Research by Novosibirsk scientists and their foreign colleagues helped define a new molecular design approach for creating functional materials capable of selectively absorbing toxic gases.
Scientists at the NSU Physics Department Laboratory for Structures and Functional Properties of Molecular Systems and the G. K. Boreskov Institute of Catalysis SBRAS studied material in relation to the selective absorption of toxic gases and were able to establish detailed characteristics for the components that make up the molecular sieve. Experts were able to understand how the structure functions and identify absorption centers for various types of gases, such as CO2 and SO2. Ultimately, the work of these researchers helped improve the original material by creating a new molecular design method for microporous metal-organic frameworks.
The problem of cleaning industrial gases is particularly acute today. To solve it, as well as to absorb and separate toxic gases from synthetics, the University of Manchester was able to create a new complex sorbent material. The difficulty working with toxic gases such as СО2
is they enter into an active reaction with other substances, exposing them to corrosion. However, the researchers were able to solve this problem by creating a stable sorbent, a porous metal-organic framework (inorganic center + organic linker with special functionality, which acts as a “bridge” between nodes) with a polarized structure. Because of the strong polarization, it is difficult to assemble this framework. To solve this problem, the suggested approach was to protect the polar moment (nitrogen) by a methyl group (protector) and the chlorine atom was kept at a set distance nearby. In this way, the elements compensate for each other.

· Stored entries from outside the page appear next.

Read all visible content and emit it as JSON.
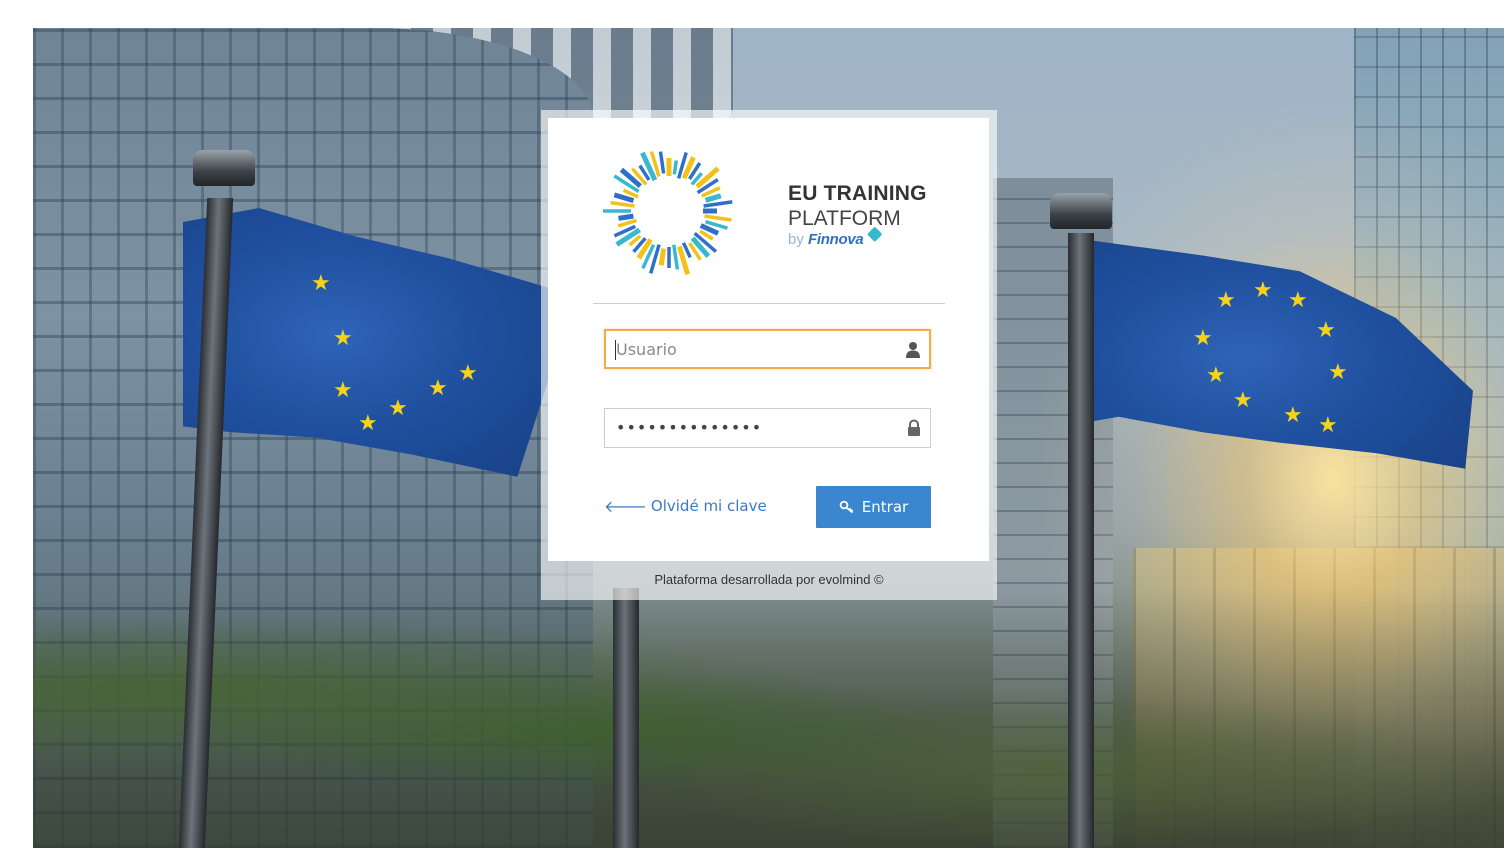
{
  "brand": {
    "title": "EU TRAINING",
    "subtitle": "PLATFORM",
    "by": "by",
    "partner": "Finnova",
    "logo_colors": {
      "blue": "#2f6fc8",
      "yellow": "#f2c21a",
      "cyan": "#37b8cf"
    }
  },
  "login": {
    "username_placeholder": "Usuario",
    "username_value": "",
    "username_icon": "user-icon",
    "password_mask": "••••••••••••••",
    "password_icon": "lock-icon",
    "forgot_label": "Olvidé mi clave",
    "forgot_icon": "arrow-left-icon",
    "submit_label": "Entrar",
    "submit_icon": "key-icon"
  },
  "footer": {
    "text": "Plataforma desarrollada por evolmind ©"
  },
  "colors": {
    "accent": "#3a86cf",
    "focus_border": "#f0ad4e",
    "link": "#3a79c9"
  }
}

Daniel Kolokolov, Senior Researcher at the NSU Laboratory for Structures and Functional Properties of Molecular Systems, talked about their contribution,
Our capabilities allowed us to research the dynamics of the initial framework, and we found out that in this framework the methyl group is an absorption center for carbon dioxide. In order to determine the operating principle, we had to use a whole set of physicochemical methods. As a result, we were able to describe this framework at the molecular level in detail. Subsequently, our colleagues at the University of Manchester conducted a thermal activation, during which the methyl group and chlorine were separated. Only the neutral framework remained, which had even more selective properties than the original version.
The research conducted by the Novosibirsk scientists and their foreign colleagues helped not only to suggest how to remove protectors, but also to confirm in practice a new molecular design approach to creating functional materials, stable microporous structures with the desired functional properties that are able to selectively absorb toxic gases. The result of the international team of scientists was published in the "Chemical Science"

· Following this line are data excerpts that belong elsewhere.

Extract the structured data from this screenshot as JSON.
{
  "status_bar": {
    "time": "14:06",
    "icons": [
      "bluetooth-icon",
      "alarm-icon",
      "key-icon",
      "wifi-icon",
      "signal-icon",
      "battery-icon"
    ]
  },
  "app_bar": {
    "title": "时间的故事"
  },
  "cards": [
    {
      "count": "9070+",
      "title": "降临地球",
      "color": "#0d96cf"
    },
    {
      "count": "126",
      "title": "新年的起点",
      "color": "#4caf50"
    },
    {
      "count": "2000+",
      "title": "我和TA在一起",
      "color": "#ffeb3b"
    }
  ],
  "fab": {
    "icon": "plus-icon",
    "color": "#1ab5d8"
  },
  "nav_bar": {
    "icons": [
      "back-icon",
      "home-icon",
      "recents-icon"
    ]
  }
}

The selective and reversible absorption of various toxic gases is applicable in the mining industry, ferrous metallurgy, and energy sector based on the processes of combustion.
Previously, Laboratory scientists made a discovery related to hydrogen energy. Scientists were able to deal with the mechanism of proton conductivity experimentally and showed how carrier particles appear on the membrane surface. They also suggested additional surface treatment to increase the carrier concentration, thereby improving conductivity. This is potentially a new step for the energy sector that can be used in modern power sources with the help of environmentally friendly materials. The results of the research by the international scientific team were published in the prestigious "Chemistry of Materials" journal.
The Laboratory is supported by the 5-100 Project.